Obama needs to crack down on China
The partnership between
the United States and China plays an extremely vital role in the world economy.
With the two largest economies and populations in the world it is very important
for the two countries to find some middle-ground. $579 billion goods and
services were traded between the United States and China in 2012. Two-way trade
and investment between the two nations boomed, which benefits consumers and
businesses alike. This partnership increases the understanding of cultural differences
between the two nations.
Problems
began to arise as there were new barriers for foreign-owned company operations
to establish production. Other problems arose through the regulatory system as
intellectual property theft became rampant which restricted international companies
to conduct business in China. Targeting American and other Western companies
for regulatory abuse is causing international enterprises to question if doing
business with China is in their best interests. Qualcomm is a prime example of
this Chinese abuse private foreign companies were experiencing. Qualcomm was
forced to pay nearly a $1 billion fine for alleged violations of China’s
antitrust law. The Chinese government was also found restricting American tech
companies stating that there were new cyber-security regulations that were put
into place. Another government abuse case came from the intervention of the
meat-processing company OSI Group. Local Chinese authorities abused the nation’s
propaganda by using state-owned television station to report news.
China
still gained $119.6 billion in foreign direct investment last year which
attracts international businesses. Foreign companies will continue to be
cautious, however, because United States investment into China has continued to
decline. This is mainly from the political and economic uncertainty and
corruption the government is known for. Privately owned firms will have to be
careful in conducting business with China as regulations grow and propaganda
continues to be controlled by state-owned enterprises.
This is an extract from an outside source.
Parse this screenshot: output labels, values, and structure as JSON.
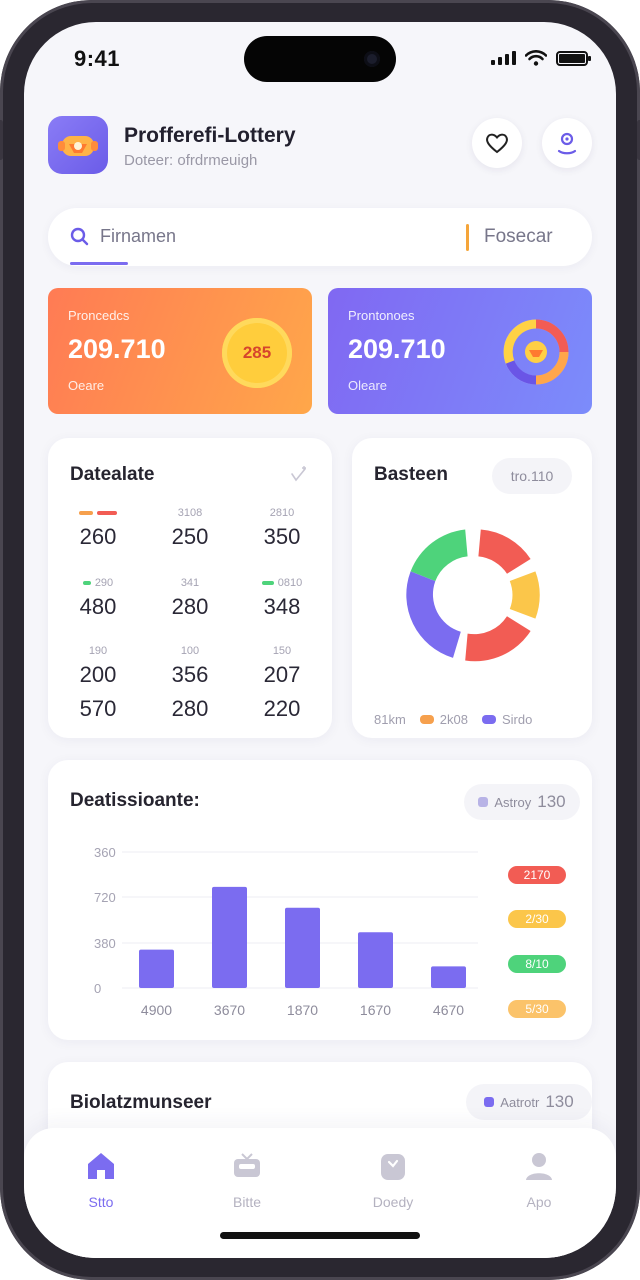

http://www.cnbc.com/2015/09/09/-down-on-china-shakedowns-commentary.html
2 comments:
I remember when the Qualcomm incident occurred not too long ago. It seems as though the Chinese government is trying to squeeze cash out of every crevice they can. It is unfortunate to see such an increase in regulation, but it may be a result of China trying to restrict foreign involvement in their country. The devaluation shows that China most likely wants to be exporting, not importing. Maybe further regulation and pushing away foreign presence is China's way of saying it wants to be independent and not rely on foreign companies to drive its exports.
It is discomforting to find that China has been implementing so much corruption in doing businesses with American (and other Western) companies. Considering that China has one of the largest economies in the world, many companies would be seeking business there, as it would be beneficial to their profitability. However, in the future it seems that businesses should be warned of the sketchiness behind China's global economic ties.